When those are used as automobile interior parts and the like, such a squeaking noise is a major cause that spoils comfortableness and silence when riding a car, and therefore reduction of squeaking noises is demanded strongly.
On the other hand, it is known that the stick slip phenomenon occurs remarkably when the friction velocity dependency of a coefficient of friction determined on the basis of the Amonton-Coulomb's law takes a negative value (see non-patent document 1), and it is possible to inhibit the occurrence of the stick slip phenomenon and reduce the generation of squeaking noises by bringing the friction velocity dependency of the coefficient of friction close to zero or to a positive value greater than zero.
In order to prevent such squeaking noises, a method of applying Teflon (registered trademark) coating to the surface of a member, a method of mounting a Teflon (registered trademark) tape, a method of applying a silicone oil, etc. have been performed.
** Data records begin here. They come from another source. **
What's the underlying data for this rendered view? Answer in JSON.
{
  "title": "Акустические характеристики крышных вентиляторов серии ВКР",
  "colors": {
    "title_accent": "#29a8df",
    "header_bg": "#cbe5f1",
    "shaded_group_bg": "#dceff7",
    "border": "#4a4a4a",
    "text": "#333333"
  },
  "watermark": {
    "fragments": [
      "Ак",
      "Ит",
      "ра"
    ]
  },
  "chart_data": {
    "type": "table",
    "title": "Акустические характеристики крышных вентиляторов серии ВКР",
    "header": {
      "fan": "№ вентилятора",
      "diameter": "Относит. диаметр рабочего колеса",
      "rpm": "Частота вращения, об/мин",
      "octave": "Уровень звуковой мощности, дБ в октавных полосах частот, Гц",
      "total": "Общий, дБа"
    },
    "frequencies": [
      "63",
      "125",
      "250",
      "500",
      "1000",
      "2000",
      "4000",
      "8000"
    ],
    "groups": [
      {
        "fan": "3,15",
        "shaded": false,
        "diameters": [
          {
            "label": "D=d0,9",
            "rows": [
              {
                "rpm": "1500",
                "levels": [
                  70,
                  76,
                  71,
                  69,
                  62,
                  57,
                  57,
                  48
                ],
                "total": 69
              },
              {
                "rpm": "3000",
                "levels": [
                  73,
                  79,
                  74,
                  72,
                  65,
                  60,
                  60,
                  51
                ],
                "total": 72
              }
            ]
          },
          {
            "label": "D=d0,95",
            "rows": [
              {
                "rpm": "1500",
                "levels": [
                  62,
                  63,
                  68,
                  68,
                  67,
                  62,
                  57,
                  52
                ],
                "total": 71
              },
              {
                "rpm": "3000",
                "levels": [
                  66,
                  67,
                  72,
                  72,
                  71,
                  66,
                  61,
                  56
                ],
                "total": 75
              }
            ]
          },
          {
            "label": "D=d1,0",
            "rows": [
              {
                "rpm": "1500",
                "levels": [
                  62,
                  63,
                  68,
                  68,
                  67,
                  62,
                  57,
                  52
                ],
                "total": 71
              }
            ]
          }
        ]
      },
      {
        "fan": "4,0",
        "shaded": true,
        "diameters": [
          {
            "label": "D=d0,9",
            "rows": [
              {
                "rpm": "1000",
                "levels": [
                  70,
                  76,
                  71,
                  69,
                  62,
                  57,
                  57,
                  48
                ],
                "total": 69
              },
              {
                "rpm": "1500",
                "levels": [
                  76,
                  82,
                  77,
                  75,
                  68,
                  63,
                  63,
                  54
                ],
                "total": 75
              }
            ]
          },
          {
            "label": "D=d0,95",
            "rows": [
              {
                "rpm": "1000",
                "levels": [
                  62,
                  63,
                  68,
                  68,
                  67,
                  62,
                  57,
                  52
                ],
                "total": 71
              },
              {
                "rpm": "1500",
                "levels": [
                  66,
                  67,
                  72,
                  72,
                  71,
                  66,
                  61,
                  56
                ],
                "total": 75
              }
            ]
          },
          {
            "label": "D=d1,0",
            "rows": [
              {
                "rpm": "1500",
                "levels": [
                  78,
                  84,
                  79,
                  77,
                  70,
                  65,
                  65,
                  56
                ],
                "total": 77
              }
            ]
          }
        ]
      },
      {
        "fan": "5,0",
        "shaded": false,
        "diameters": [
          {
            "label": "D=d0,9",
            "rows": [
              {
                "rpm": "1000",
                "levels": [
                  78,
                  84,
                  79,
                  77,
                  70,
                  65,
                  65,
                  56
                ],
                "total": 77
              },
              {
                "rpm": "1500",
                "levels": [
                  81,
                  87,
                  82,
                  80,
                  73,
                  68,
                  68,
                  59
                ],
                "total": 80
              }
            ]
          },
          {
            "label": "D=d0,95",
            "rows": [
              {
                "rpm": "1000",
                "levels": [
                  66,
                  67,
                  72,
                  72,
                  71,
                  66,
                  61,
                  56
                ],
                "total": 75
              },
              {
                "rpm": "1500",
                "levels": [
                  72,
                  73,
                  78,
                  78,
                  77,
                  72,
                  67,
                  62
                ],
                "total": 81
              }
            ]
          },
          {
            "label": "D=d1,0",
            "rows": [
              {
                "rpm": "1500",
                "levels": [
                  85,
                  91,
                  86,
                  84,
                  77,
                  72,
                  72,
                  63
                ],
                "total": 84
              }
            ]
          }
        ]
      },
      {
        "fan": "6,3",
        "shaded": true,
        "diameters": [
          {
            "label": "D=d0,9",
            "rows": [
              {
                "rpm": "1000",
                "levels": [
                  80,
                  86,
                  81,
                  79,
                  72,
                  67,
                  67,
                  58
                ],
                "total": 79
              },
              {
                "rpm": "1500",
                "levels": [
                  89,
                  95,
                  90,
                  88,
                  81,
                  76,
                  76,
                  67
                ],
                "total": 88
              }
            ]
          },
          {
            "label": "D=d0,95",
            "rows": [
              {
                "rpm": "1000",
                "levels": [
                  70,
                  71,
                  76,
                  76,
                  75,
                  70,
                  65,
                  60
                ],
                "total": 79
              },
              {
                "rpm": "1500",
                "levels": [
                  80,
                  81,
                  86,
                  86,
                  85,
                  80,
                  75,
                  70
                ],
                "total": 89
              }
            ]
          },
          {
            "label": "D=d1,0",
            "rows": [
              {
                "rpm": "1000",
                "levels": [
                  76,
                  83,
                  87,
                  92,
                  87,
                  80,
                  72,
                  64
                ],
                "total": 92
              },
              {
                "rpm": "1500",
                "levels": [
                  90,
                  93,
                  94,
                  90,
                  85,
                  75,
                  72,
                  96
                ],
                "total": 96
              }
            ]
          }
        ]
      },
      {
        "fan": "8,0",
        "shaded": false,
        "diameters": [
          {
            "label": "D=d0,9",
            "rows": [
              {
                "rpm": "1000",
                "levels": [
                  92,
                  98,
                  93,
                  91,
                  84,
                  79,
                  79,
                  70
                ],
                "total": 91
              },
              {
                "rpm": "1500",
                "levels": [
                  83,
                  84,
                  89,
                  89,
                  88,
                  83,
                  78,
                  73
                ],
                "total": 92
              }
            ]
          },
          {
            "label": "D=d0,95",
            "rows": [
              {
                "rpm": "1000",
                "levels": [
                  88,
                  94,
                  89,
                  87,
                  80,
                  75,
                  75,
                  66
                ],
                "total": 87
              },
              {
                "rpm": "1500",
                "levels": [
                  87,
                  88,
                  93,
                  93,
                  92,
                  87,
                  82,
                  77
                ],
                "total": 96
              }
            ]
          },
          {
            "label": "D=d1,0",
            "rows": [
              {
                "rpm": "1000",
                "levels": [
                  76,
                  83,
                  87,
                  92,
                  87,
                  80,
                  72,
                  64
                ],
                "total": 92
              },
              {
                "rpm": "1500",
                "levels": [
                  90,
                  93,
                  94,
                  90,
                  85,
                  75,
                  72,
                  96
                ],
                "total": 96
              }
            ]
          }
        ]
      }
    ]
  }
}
However, the step of mounting or applying is very complicated and requires time and effort, and there is a problem that the effect does not continue when being placed under high temperatures for a long time.
As a method for changing the properties of the material itself, a method of incorporating a silicone oil into an ABS resin and a method of incorporating an epoxy-containing olefin copolymer into an ABS resin have been proposed. For example, there have been disclosed a technology of incorporating an organosilicon compound into a resin composed of a polycarbonate resin and an ABS resin (see patent document 1), a technology of incorporating a flame retardant, a flame retarding aid and a silicone oil into an ABS resin (see patent document 2), a technology of incorporating a silicone oil into a rubber-modified polystyrene resin (see patent document 3), a technology of incorporating an alkali (earth) metal salt of an alkane sulfonate surfactant into an ABS resin (see patent document 4), and a technology of incorporating a modified polyorganosiloxane having at least one reactive group selected from among an epoxy group, a carboxyl group and an acid anhydride group into an ABS resin (see patent document 5).
However, an effect of reducing squeaking noises obtained by these methods is not sufficient. Even if the effect of preventing squeaking noises is considerably exhibited just after molding, the durability of the effect is poor, and in particular, there is a problem that the effect deteriorates remarkably when being placed under high temperatures for a long time.
Moreover, when the parts made of styrene resins represented by ABS resins are assembled in combination, even with those technologies, the sufficient effect of reducing squeaking noises cannot be obtained and thus there was a problem that the range of usage was limited.